Prior phase 1b results of first-line sintilimab in combination with chemotherapy in patients with NSCLC demonstrated efficacy with a tolerable safety profile.2 Patients enrolled had treatment-naïve, unresectable, locally advanced, or metastatic nonsquamous or squamous histology, and were separated into cohorts of differing chemotherapy backbones. Patients were treated with sintilimab at 200 mg intravenously (IV) every 3 weeks in combination with pemetrexed at 500 mg/m2 and cisplatin at 75 mg/m2 IV every 3 weeks for 4 cycles in cohort D (n = 21).
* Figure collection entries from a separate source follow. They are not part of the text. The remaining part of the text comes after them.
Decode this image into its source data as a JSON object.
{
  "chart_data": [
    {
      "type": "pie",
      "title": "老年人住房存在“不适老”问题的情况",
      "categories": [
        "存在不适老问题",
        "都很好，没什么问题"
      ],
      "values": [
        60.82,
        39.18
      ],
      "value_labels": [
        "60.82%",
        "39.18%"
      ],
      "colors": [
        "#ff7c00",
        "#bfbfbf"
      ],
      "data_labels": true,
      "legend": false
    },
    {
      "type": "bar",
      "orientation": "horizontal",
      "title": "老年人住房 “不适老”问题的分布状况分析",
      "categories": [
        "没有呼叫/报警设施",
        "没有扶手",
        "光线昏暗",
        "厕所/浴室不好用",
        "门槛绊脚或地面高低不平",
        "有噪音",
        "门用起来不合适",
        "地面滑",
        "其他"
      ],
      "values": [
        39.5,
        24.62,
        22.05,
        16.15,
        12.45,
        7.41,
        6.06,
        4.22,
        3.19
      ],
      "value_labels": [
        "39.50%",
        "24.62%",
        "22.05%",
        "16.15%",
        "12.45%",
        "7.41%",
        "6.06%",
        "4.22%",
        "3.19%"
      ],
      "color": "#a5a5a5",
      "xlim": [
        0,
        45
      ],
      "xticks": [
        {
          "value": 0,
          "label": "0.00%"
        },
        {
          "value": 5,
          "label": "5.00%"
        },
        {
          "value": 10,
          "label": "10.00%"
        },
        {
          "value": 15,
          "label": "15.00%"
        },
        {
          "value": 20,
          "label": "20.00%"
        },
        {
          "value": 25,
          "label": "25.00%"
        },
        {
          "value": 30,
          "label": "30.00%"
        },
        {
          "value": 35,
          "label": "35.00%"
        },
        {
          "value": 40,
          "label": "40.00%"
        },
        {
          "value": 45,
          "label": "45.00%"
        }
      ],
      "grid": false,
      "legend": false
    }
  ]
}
In cohort E, sintilimab was given in combination with gemcitabine at 1250 mg/m2 on days 1 and 8 and IV cisplatin at 75 at mg/m2 every 3 weeks for 6 cycles (n = 20).
The median follow-up was 11.4 months in cohort D and 10.3 months in cohort E. Results showed that the median PFS was 11.4 months (95% CI, 3.1—not available [NA]) in cohort D and was 6.5 months (95% CI, 5.3-8.0) in cohort E. The median OS was 18.9 months (95% CI, 5.3-18.9) and was not reached (95% CI, 10.3–NA) in cohorts D and E, respectively. Additionally, the 12-month OS rates were 68% and 64% in cohorts D and E, respectively.
Sintilimab injection was previously granted marketing approval by the NMPA for patients with relapsed/refractory classical Hodgkin lymphoma following second-line chemotherapy.